|
|
[Perlfect-search] data dump script (and xml)
will will@spanner.org
Sun, 6 May 2001 23:37:16 +0100
>On Friday 27 April 2001 01:12, you wrote:
>
>> the way perlfect works is really very good for indexing xml files in
>> a simple way: all you have to do is change the parsing for title and
>> description and body to the relevant xml fields and you get a nice,
>> if limited, low-overhead free-text search of your xml data. no expat,
>> no nasty anything. very impressed. is that something that should be
>> developed? might be able to help, if so.
>
>That sounds very useful. It looks like all we need is two configuration
>options "TITLE" and "BODY" (maybe "DESCRIPTION", too), which default to
>"title" and "body". If you have a patch already, please send it. If not I
>will add this to my version 3.21 TODO list.
i don't have a patch but i'd be happy to (learn how to) make one.
it's an interesting possibility, i agree: the strength of your
indexing would combine well with the added structure of xml, and it's
very simple to teach the indexer to read in data according to xml
rather than html conventions. the best, and most distinctive, thing
about it for me is that it allows html and xml (and pdf) to sit side
by side in the same index and come under the same weighting and
searching system without ever really caring about the data format.
there are some issues to consider, though:
* this isn't very good xml practice. You can confidently default to
<title> for the title field, but a valid xml file could easily
contain several <title> fields - one for the main document and
several for its constituent parts - and you can't assume that the
first one is the main one. The best thing would be to write another
separate file - indexer_xml.pl - and use the equivalent of your
(clever) db_file arrangement to use an xml parser if it's there and
just read text if not. parsing xml is hard, and field order is not
significant apart from nesting.
easier but less satisfactory; you could just tell people that you're
going to read the first title field so they'd better sort out the
field order themselves. some would frown.

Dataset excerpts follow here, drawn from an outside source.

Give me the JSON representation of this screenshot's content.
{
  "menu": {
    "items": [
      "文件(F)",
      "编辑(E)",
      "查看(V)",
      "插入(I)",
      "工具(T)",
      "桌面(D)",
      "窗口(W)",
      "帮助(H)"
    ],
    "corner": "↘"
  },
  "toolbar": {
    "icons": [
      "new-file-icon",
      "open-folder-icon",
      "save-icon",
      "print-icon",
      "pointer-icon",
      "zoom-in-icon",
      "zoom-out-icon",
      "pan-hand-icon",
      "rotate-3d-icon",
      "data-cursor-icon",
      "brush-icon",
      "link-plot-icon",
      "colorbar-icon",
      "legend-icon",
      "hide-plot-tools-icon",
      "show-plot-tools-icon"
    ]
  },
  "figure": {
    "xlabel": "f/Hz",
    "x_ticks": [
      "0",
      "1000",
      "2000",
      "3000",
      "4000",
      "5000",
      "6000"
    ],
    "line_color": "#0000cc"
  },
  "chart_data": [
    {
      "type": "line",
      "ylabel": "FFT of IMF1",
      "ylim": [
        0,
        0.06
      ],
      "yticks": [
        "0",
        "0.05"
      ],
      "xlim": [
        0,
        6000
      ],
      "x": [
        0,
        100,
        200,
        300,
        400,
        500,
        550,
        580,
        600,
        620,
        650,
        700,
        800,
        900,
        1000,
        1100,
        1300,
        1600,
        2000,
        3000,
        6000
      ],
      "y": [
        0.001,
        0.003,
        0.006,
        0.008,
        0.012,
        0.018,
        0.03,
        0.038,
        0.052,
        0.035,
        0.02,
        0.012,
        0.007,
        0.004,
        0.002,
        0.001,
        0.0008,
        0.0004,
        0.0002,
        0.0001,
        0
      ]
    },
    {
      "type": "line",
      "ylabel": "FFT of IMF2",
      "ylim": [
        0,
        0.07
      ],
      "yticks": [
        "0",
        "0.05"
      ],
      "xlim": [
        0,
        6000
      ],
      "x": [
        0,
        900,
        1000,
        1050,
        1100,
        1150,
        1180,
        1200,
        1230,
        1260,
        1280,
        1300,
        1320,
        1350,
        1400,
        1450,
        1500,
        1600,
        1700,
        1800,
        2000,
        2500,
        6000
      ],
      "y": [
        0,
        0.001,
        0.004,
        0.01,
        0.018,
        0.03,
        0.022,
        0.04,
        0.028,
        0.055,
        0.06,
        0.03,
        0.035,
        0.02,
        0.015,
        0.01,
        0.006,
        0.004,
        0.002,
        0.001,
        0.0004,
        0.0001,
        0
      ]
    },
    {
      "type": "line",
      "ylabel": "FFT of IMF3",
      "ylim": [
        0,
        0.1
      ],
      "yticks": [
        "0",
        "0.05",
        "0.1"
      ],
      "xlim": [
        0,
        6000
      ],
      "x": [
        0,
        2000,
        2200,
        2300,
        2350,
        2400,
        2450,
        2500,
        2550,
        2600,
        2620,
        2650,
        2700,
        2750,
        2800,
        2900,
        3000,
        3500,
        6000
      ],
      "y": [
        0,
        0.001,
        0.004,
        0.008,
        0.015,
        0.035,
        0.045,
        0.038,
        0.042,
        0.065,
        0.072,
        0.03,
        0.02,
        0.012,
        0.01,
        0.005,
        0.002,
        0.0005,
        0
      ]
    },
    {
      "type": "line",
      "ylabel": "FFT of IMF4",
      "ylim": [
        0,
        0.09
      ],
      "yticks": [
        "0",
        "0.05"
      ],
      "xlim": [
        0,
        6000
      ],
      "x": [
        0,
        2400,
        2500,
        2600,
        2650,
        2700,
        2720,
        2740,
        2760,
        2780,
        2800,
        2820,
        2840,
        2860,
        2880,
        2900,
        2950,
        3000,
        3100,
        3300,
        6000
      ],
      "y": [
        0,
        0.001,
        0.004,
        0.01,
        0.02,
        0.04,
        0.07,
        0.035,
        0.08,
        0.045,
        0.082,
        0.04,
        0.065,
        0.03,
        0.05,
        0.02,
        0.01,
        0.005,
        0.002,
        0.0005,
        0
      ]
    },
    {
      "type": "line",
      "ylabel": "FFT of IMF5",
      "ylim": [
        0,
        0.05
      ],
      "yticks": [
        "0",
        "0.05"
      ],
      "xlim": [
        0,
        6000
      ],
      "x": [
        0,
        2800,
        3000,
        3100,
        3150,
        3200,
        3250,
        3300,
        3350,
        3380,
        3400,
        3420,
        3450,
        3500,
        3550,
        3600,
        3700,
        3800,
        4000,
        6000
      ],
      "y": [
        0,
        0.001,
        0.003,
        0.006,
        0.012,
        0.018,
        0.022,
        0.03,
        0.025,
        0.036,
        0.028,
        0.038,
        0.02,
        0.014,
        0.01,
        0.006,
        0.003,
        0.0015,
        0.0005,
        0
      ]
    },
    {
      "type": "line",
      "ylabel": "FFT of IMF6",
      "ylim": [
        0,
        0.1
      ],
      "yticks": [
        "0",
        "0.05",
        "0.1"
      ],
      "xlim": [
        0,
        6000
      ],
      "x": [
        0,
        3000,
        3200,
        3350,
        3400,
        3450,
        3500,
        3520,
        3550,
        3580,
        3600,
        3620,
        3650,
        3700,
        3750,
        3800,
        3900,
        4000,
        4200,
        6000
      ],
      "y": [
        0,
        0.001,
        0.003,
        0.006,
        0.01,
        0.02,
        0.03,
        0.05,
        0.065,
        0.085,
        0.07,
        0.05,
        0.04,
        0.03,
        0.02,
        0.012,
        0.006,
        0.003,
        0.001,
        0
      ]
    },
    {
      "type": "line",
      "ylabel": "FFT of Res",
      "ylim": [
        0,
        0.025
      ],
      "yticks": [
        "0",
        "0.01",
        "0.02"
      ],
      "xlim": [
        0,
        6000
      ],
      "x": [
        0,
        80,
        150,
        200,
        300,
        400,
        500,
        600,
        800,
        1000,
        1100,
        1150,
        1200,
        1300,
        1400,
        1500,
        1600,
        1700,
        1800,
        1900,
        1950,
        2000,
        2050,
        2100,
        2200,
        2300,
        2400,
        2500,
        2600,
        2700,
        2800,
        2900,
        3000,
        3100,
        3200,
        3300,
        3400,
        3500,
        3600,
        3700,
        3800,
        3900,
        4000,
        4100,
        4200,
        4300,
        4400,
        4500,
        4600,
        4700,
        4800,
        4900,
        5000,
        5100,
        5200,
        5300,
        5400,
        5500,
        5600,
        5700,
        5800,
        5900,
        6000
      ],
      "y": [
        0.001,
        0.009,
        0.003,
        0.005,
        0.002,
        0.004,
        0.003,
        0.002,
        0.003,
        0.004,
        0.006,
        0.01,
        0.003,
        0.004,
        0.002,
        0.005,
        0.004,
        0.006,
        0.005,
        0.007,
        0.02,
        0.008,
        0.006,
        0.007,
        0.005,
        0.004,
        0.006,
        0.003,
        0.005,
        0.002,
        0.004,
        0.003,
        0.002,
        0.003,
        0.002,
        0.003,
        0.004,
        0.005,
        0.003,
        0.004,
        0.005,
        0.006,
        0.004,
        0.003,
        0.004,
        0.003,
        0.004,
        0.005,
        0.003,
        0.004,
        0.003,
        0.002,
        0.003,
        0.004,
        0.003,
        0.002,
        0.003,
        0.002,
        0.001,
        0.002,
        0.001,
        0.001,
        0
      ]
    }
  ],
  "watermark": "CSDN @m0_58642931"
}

* xml files are rarely browsed directly, because only explorer 5+ can
do it and nobody understands xsl, least of all me. What often
happens, i believe, is that the xml file is read by a script and
delivered to the user by way of a template (which may or may not be
xsl). Which means that you need some url translation rules in the
system to map indexer paths to public urls.
which is ok: it's only a couple of lines of code to say 'if xml, do
this, otherwise record url like so'. the problem is that you'd
probably have to stop using arbitrary id numbers, or at least change
the order of data writes so that if an id number is found in the
document then that is used, otherwise you use something arbitrary but
more unique than just a number. in many cases i expect the id or
other significant field that you'd have to use to retrieve the xml
file from the delivery system is contained in the file itself, not
the filename.
but again, you could just rule this out and say 'we only deal with
file paths: if you've got cgi going on then you integrate it'.
and i could easily be very wrong about this part.
* there's no reason to confine yourself to title and description. It
makes sense with html, since that's all you can reliably retrieve
from the file, but the whole point of xml (for me, at least) is to
store structured data (on low-tech systems). I've added a few more
indexes to store document type, author and other salient fields so
that those can be displayed on the results pages, and searched
against, of course.
So I'd suggest that you parameterise the data sets. The core data
would remain the same, of course (inv_index, addresses, titles and
descriptions), but you could allow people to add whatever fields they
want to record and return, and what they want to keep there. It would
actually make the code simpler, too, to keep a hash of data files (in
the form databasename => 'fieldname', i guess) in conf.pl, and loop
over it when you're tying data files, renaming them, parsing pages or
feeding data to the Template.pm.
the template complicates things, though: applying the rules you use
to format data before templating would be much uglier if you were
looping on a hash rather than specifying each time. It would be quite
easy to keep the rules you've got at the moment and key them to
specific field names - if ($fieldname eq 'date') { format
appropriately before passing} and so on - but it would be very hard
to extend that capability to user-defined fields.
this needn't just apply to xml, but the benefit would be much less
immediate with plain html.
you could even let people dictate the regex that they want to use to
retrieve data for each field, and the code they want to run it
through before it is displayed, but it would be a great shame to lose
the approachability of the current script and having slots where
people can write perl would probably do that.
* all of which added complexity would need to be reflected in the
setup script, although an early 'read xml too' toggle would keep it
from the eyes of the uninterested.
so you might end up with quite broad changes to the basic structures
of the search if you did the xml thing properly. Some of them might
be useful anyway, i suppose, and I think it would be a very valuable
product. xml is still black magic to most people: a friendly freeware
indexer would be well received, especially if it did things in the
proper way (xml evangelists can be _very_ pious).
I would be interesting in helping to put this together, if that would
be useful, but i'll sympathise if you decide that it's too much of a
diversion from your main goal.
it would also be possible to use your indexing, spidering and
retrieval code but create a separate, related xml product. Some
thought would have to go into what was shared and what was separate,
and it would be a shame to lose the ability to search through files
of different types at the same time and within the same relevance
calculation.
i hope all this makes sense: it's all written in a bit of a rush.
wdyt?
best
will
--
pgpkey: http://www.spanner.org/keys/will.txt
|
|